HOW TO KEEP YOUR JOB

By Lisa Trudel

This article was originally written December 1, 2011 with the title "Rules of Work".  It was re-titled "How To Keep Your Job" April 1, 2012 and published in Learning Curves Spring 2012 Issue.

      Wouldn’t it be nice if careers came with road maps or GPS tracking systems? Decisions about work, skills and professional development would be clearly marked with signs including “detour ahead” or “dead-end” or “watch for the bump”. Instead, you navigate and manage on your own always hoping that each choice will be the right one. There might not be an actual career road map out there but there is support if you are a job seeker.

      In the heart of Cabbagetown, at 595 Parliament Street, Centre for Education & Training (www.tcet.com) offers assistance to unemployed and underemployed job seekers. Career experts help with a wide range of career-related topics including how to prepare for your work search and how to keep your job once you find it.

      Keeping a job includes understanding the rules of work and the terms of employment, specifically the Canadian workplace cultural intelligence expected by many Toronto employers. Recent statistics compiled by organizations that focus on Canadian Employment Law and surveys completed by Certified Human Resource Professionals, often highlight the major reasons employees are hired or dismissed.

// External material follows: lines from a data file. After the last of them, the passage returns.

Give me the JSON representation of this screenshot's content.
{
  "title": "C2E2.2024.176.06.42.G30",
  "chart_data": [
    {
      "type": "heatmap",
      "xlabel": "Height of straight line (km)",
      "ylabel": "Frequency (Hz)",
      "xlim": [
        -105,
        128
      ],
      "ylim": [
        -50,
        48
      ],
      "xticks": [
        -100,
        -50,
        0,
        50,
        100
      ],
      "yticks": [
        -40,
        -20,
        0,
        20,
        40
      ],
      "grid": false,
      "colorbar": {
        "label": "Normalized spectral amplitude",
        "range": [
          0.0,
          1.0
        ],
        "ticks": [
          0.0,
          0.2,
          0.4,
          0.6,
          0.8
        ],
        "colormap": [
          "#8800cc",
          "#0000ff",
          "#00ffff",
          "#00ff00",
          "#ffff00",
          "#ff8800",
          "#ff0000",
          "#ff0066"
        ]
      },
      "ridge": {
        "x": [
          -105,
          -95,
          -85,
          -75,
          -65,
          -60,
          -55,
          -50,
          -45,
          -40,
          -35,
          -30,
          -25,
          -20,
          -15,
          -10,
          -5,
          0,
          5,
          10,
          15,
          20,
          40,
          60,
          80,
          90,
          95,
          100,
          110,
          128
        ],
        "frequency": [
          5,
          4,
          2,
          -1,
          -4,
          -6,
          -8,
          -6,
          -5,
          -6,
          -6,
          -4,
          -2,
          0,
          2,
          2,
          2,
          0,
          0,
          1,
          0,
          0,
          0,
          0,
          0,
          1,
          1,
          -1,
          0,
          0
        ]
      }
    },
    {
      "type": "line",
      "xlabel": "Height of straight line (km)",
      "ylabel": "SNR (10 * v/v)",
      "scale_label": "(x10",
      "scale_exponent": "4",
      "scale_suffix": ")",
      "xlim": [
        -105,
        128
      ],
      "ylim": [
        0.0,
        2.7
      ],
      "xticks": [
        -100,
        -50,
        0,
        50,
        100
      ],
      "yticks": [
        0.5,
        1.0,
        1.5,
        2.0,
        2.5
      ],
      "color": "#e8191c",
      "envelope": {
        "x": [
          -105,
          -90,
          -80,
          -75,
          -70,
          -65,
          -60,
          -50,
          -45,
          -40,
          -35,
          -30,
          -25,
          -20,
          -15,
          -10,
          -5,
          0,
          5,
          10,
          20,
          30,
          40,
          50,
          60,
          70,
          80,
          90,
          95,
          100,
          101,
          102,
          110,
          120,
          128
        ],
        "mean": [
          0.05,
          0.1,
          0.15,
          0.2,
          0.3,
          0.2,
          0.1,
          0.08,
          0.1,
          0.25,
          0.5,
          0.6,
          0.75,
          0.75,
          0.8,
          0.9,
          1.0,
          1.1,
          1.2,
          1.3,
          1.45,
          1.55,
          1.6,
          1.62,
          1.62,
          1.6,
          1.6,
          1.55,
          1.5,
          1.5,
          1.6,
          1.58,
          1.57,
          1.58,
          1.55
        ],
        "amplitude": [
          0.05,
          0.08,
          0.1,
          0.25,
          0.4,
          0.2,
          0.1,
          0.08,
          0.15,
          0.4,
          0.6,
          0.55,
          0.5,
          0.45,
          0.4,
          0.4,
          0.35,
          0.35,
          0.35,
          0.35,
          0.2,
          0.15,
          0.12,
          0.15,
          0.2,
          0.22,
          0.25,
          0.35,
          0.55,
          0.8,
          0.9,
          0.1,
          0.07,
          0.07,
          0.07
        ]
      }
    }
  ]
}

      The following four points are reasons why many employees may not be retained, along with some practical solutions in case you recognize yourself in any of these areas.

 

1)      “Inability to get along with others”. Customer service excellence is a common work rule, and it extends past your clients/customers and to your co-workers. In the workplace you are judged not only on what you say but how you say it. Learn to focus on the positive and to ask questions to become promotable, successful and efficient. Asking questions shows that you are paying attention and that you are smart and considerate. It also shows that you are interested in your colleagues.

 

Hard work and career advancements can be destroyed by a careless word or an unguarded moment. Look after yourself by being watchful of arrogance, loss of temper, patronizing others, sexisms in any form, offensive remarks that alienate any section of the community and gossiping. Think carefully before you speak and develop a reputation for being wise, mature and trustworthy.  

 

2)      “Unreliable work behaviors”. A workplace rule that most employers follow is that employees must be consistent in behaviors and productivity in order to benefit the company and produce profits and positive outcomes. Inaccuracy, absenteeism and inconsistency are usually not tolerated by employers and might eventually lead to termination. A solution can be to ask for an annual performance review in order to recognize workplace weaknesses and to create a mutually agreed upon method of professional development in order to improve. Look after yourself by becoming a consistent professional.

 

3)      “Refusing to follow directions and orders”. An important work rule is that your company owns your working time and you must do what your supervisors ask you to do. If you have a better idea you need to go through the proper organizational channels in order to do it your way. If you continually lose jobs because you cannot follow directions, a solution might be to become an entrepreneur and run your own business. Not everyone is suited to being an employee and since more work is short-term and project-based, being a free-agent could be the best solution to look after yourself.

 

On the other hand, if your boss asks you to do something illegal or unethical, you need to take a stand in a professional manner. Look after yourself by knowing the Employment Standards Act and the Ontario Human Rights Code. It is up to you to know the unspoken rules of the workplace.

 

4)      “Lack of integrity on the job”. One of the rules of work is be honest and to protect your company’s information and image. Employees cannot use company materials for personal use and absolutely no employee should use company time to operate a personal business. To improve these skills, define your work ethics, set personal standards and read the policies and procedures of your company. If you choose to break the rules and end up losing your job, stating “I didn’t know” will not be an effective defense. Look after yourself by using workplace integrity.